Finite Element Analysis of Ground Response due to Tunneling in Cohesionless Soil

Tunneling in cohesionless soil leads to ground movement. In urban environment, the soil movement
due to tunneling may affect surface or subsurface constructions. The ground movement is
considered a major geotechnical challenge. The ground movements due to tunneling are predicted.
In the present study, the prediction of the ground movement under the impact of the tunnel
construction is highlighted and a model is proposed to study the soil structure interaction using a 2-D
finite element analysis. The ground movement due to tunneling is also calculated using surface
displacement equation proposed by Peck and Schmidt (1969). The surface displacement computed
by the proposed model and the surface displacement equation is studied at different sandy soil types
due to tunneling so as to examine the computed results. The study presents a case history along the
Greater Cairo Metro tunnel Line 2 to assess the accuracy of the proposed finite element model.
Based on this case history, extensive study using the finite element model and the surface
displacement equation is conducted to predict the ground movement due to tunneling. The
constitutive model for this analysis utilizes elasto-plastic materials. A yielding function of the Mohr-
Coulomb type and a plastic potential function of the Drucker-Prager type are employed. A linear
constitutive model is employed to represent the tunnel liner.

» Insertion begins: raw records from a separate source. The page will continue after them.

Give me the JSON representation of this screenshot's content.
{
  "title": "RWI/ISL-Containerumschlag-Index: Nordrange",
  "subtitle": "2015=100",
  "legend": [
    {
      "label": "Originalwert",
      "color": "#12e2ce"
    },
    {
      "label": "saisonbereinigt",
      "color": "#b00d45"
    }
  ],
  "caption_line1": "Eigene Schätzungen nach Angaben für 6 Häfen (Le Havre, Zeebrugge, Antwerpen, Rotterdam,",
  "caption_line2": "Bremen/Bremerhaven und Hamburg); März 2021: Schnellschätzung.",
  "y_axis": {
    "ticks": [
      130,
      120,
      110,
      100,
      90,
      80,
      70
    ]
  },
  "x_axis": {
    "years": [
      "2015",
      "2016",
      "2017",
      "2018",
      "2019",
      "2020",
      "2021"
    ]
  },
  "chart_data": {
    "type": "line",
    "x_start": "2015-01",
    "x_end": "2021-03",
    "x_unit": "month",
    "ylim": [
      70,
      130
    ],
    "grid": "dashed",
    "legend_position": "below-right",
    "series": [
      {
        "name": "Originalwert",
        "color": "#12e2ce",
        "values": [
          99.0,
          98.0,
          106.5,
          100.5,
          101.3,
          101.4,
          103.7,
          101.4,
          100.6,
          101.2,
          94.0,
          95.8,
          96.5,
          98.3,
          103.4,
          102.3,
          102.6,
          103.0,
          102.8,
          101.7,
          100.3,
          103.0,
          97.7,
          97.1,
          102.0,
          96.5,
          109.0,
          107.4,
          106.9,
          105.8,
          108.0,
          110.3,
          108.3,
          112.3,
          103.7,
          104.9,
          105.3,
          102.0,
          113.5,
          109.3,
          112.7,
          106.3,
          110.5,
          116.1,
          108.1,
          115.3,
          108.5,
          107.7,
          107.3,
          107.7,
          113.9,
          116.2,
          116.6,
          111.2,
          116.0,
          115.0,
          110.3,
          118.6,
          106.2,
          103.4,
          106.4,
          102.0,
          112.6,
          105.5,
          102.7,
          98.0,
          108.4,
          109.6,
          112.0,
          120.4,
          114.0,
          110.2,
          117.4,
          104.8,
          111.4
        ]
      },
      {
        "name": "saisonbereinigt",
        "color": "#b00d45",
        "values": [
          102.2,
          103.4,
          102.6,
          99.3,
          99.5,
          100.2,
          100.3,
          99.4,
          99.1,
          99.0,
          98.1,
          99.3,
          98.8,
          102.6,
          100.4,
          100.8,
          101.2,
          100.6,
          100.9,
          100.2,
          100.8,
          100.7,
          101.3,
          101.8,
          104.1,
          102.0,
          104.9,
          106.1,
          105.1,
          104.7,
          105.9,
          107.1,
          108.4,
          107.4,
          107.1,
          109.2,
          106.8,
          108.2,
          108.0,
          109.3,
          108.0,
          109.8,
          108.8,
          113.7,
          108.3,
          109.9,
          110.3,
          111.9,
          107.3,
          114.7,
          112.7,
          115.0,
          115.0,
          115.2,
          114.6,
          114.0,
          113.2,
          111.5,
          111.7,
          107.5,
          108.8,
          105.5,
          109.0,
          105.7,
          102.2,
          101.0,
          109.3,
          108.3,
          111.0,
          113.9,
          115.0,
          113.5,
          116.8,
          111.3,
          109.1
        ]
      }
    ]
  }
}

For the case study, this paper presents a comparison between the field measurements and those
obtained by the finite element analysis and the surface displacement equation. There is a good
agreement between computed and measured values. The tunnel system performance is expressed in
terms of surface settlement due to the tunnel construction. The study presents the prediction of the
surface settlement profile using the proposed model and the surface displacement equation at
different sand soil types. The study also examines the results obtained by the surface displacement
equation with those obtained by the finite element analysis. The results show that the surface
settlement profiles using the surface displacement equation have a good agreement with those
obtained by finite element analysis in loose to medium sandy soil. In addition, the surface settlement
profiles computed by the surface displacement equation do not agree well with those obtained by the
2-D finite element model in dense to very dense sand soil. However, the surface displacement
equation does not include the impact of different geotechnical parameters used to classify the
different sandy soil types.